9 страница28 февраля 2025, 14:02

9

Перспектива Мираль

Я была слишком зла на Маркуса, но по мере того, как мы ехали, злость угасала. Запах Стамбула, этого родного города, растворял меня в себе. Солёный привкус Босфора, влажный воздух — это был запах дома, моего прошлого, которого мне так не хватало.

— Мираль Ханым, — охранник остановился рядом, сдержанно наклонив голову. — Мы готовы выезжать. Прошу вас одеться более скрытно. Господин Маркус обеспокоен, что Илмаз Шахин мог организовать за вами слежку. Это может быть опасно.

Я кивнула, чувствуя, как тревога и волнение смешиваются внутри меня. Это не просто поездка на кладбище — это возвращение в то, что я долго избегала, из чего меня вырвали насильно. Я не была здесь годами. Здесь жили воспоминания, которые были как целительный бальзам и как нож, ранящий мою душу.

В спальне я надела длинное чёрное платье-худи, доходящее до колен, и широкие чёрные очки, которые частично скрывали лицо. Мои волосы были распущены и слегка спадали на лицо, добавляя ещё больше скрытности. Одежда и очки не могли полностью скрыть меня — моя схожесть с матерью, была слишком явной. У меня её черты, её осанка, её глаза. Все, кто знали её, могут узнать  меня мгновенно, как будто перед ними её призрак.

Но я не хочу, чтобы меня узнавали. Это нестерпимо — носить в себе боль утраты и искать в чужих взглядах, глаза матери, отца или брата.

Перед отправлением я попросила охрану сделать небольшую остановку у старого цветочного магазина, который находился неподалёку от дома, где я выросла. Это был магазин, который я помнила с детства: деревянный фасад, старинная вывеска с потёртыми буквами, а внутри — уютный аромат свежих цветов. Здесь мой отец покупал букеты для мамы. Он всегда говорил, что бабушка, владелица магазина, собирает цветы с такой любовью, что это делает их особенными.

Войдя внутрь, я почувствовала запах гиацинтов, роз и чего-то ещё знакомого, но давно забытого. Бабушка стояла у прилавка, её седые волосы были аккуратно убраны в пучок. Она подняла глаза, и на её лице отразилось замешательство.

— Вам что-то подсказать? — спросила она вежливо, но внимательно всматриваясь в меня.

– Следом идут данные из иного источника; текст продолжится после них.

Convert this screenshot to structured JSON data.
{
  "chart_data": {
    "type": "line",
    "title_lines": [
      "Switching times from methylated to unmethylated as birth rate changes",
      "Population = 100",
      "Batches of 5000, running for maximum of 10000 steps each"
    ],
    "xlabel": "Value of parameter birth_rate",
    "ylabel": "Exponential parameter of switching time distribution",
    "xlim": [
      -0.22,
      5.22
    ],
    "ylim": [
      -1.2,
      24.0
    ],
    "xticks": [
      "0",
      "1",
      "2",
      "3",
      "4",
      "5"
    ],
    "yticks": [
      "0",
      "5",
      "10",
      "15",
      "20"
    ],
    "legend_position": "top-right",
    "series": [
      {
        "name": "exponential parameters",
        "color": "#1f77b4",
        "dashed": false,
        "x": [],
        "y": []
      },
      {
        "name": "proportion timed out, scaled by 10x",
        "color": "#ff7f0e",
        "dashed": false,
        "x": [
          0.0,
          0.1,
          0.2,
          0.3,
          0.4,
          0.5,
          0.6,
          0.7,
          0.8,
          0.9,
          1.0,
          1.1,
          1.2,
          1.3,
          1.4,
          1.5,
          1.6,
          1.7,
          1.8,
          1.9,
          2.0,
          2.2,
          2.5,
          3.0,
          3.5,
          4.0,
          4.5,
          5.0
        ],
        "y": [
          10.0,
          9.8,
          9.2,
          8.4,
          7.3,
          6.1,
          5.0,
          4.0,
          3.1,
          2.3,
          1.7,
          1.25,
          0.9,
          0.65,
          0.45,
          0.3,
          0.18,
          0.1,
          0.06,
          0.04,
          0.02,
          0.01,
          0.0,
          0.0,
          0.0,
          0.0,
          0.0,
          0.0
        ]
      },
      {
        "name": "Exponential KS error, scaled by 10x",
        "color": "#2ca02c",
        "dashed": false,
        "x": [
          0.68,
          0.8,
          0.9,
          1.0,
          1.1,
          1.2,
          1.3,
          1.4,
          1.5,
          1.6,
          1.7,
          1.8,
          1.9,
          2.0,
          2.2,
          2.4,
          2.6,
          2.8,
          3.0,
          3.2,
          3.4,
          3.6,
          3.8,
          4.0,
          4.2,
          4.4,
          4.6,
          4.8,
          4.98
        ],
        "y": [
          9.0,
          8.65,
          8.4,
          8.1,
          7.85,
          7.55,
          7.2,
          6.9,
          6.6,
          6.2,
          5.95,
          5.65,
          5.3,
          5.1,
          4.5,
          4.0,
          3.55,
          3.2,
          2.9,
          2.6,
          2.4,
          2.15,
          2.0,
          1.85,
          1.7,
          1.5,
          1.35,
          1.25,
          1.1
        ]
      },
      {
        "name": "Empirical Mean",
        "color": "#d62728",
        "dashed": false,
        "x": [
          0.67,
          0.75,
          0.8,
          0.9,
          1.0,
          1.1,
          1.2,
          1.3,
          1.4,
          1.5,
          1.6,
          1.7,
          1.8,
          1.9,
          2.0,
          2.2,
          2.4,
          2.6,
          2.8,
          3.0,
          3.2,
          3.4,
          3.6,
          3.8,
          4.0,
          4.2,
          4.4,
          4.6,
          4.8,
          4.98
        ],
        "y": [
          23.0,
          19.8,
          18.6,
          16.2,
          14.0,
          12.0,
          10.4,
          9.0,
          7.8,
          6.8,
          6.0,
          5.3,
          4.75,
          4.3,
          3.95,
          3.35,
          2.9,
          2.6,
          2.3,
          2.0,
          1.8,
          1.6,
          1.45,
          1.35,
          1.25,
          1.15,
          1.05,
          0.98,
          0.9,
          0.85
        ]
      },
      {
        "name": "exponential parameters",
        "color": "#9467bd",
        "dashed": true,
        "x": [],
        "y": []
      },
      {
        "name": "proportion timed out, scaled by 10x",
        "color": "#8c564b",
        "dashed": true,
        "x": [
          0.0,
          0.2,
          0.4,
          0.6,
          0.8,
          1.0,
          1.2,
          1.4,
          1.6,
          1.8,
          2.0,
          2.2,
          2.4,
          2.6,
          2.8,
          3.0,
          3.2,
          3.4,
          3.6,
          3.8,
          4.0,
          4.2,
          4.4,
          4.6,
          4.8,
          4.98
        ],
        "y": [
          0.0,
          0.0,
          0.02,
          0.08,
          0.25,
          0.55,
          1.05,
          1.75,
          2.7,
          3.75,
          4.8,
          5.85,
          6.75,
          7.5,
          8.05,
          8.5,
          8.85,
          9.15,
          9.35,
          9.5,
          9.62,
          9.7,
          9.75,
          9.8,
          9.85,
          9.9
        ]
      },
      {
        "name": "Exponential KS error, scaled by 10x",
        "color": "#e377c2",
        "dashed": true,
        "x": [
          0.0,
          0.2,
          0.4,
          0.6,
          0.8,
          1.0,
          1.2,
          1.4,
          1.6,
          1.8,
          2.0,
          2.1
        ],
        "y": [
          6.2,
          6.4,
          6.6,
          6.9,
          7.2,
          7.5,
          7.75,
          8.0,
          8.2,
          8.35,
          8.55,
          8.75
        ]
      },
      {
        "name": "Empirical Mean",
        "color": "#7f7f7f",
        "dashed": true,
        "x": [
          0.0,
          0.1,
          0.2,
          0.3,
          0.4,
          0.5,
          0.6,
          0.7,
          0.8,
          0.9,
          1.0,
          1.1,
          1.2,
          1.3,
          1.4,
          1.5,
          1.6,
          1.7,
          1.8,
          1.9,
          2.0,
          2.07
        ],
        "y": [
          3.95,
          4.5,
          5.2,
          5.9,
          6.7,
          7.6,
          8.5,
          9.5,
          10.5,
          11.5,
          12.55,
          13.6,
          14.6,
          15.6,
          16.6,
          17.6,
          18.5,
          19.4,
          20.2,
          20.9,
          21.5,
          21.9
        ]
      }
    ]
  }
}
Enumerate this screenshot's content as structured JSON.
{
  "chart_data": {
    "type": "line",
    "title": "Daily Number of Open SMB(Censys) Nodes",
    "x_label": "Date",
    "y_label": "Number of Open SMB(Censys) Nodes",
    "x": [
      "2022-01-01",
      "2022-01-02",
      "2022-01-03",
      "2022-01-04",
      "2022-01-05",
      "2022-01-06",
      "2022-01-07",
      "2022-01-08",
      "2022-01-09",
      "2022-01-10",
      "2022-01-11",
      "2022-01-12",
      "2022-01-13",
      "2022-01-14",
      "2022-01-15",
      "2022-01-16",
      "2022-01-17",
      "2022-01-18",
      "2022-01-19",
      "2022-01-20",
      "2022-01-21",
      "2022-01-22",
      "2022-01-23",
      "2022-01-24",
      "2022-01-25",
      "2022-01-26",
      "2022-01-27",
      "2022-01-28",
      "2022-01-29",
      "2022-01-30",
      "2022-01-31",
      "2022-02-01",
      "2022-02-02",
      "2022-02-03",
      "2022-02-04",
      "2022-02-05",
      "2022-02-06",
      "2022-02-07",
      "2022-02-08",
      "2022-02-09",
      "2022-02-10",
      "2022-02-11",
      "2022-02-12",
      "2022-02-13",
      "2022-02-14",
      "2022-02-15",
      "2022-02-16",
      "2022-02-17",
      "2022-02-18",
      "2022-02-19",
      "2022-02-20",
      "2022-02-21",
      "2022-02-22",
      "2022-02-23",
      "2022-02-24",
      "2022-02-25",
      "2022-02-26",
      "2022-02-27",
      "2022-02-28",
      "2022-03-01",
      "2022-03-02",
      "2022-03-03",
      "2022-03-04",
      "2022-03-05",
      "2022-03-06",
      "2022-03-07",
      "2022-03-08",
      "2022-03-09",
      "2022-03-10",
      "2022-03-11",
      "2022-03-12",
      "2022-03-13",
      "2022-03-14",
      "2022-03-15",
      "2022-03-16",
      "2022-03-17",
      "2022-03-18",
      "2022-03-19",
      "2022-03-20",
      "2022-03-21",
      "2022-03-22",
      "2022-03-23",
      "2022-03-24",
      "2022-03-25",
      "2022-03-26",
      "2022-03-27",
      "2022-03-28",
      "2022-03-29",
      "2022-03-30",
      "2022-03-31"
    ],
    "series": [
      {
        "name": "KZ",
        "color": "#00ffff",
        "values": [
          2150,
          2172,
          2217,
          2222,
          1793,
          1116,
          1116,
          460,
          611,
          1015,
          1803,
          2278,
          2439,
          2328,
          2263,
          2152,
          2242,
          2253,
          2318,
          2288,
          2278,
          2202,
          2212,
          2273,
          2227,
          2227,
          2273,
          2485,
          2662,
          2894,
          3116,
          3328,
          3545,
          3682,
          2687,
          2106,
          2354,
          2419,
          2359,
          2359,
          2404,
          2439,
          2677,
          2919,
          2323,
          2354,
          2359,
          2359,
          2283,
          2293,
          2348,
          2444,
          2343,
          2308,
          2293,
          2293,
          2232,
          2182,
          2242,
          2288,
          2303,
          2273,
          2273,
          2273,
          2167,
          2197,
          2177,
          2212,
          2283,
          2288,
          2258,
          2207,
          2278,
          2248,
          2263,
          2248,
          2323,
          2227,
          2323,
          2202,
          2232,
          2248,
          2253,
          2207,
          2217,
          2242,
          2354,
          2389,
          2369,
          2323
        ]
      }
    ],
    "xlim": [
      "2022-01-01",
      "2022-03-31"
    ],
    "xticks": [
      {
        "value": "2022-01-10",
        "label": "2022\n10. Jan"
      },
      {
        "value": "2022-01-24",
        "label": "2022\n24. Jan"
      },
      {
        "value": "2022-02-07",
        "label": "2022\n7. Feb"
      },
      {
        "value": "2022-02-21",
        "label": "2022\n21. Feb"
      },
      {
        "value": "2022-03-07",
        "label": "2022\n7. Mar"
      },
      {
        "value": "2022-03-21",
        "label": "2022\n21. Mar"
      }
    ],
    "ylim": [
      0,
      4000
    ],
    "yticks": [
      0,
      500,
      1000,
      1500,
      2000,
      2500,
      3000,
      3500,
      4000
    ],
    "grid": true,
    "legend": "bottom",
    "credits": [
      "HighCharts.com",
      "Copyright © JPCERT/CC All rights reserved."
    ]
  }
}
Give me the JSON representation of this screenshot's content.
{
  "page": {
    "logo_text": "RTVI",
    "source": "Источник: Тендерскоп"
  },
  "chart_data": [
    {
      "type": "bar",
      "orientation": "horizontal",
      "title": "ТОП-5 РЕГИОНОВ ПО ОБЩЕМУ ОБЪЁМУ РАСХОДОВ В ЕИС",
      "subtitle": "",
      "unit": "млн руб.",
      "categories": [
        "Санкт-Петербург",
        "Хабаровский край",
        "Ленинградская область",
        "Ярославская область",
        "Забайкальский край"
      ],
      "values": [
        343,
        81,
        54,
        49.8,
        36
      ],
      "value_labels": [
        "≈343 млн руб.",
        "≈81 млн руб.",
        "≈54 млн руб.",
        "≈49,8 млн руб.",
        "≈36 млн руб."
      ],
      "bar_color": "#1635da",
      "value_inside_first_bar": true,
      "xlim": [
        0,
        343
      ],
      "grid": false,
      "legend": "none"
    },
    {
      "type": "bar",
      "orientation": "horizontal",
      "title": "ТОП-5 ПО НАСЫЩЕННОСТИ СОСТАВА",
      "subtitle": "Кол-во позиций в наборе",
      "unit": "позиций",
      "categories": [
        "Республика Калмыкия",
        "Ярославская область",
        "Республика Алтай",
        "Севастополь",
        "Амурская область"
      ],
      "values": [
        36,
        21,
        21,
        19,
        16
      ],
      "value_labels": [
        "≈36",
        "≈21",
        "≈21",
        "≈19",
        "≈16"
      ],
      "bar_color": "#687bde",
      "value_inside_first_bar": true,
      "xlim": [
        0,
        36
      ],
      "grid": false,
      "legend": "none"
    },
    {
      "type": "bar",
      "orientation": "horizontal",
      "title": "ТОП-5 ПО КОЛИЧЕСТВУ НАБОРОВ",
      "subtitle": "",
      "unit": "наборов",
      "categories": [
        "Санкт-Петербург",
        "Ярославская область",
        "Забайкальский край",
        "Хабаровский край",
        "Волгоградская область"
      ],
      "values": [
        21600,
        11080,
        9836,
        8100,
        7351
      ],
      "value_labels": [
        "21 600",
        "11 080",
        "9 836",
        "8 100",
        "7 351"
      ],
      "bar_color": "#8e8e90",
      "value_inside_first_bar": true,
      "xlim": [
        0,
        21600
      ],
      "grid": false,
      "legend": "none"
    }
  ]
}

Я отвела взгляд, подойдя ближе.

— Букет из ста белых роз, пожалуйста, — сказала я, стараясь говорить спокойно, чтобы голос не дрогнул.

Бабушка начала подготавливать букет, но вдруг её руки замерли. Она снова посмотрела на меня, а потом её лицо изменилось. Удивление и шок отразились на её лице.

— Асу? — её голос был дрожащим, неуверенным, как будто она боялась поверить своим глазам. — Неет...это же ты....Мираль?

Комок боли застрял в горле а я начинаю злиться. Я не знала, что ответить, но отрицать было бессмысленно. Снимая очки я смотрю заплаканными глазами на бабушку.

— Здравствуйте, тётушка, — прошептала я, опуская глаза.

Она вышла из-за прилавка и подошла ко мне ближе, её глаза были полны слёз.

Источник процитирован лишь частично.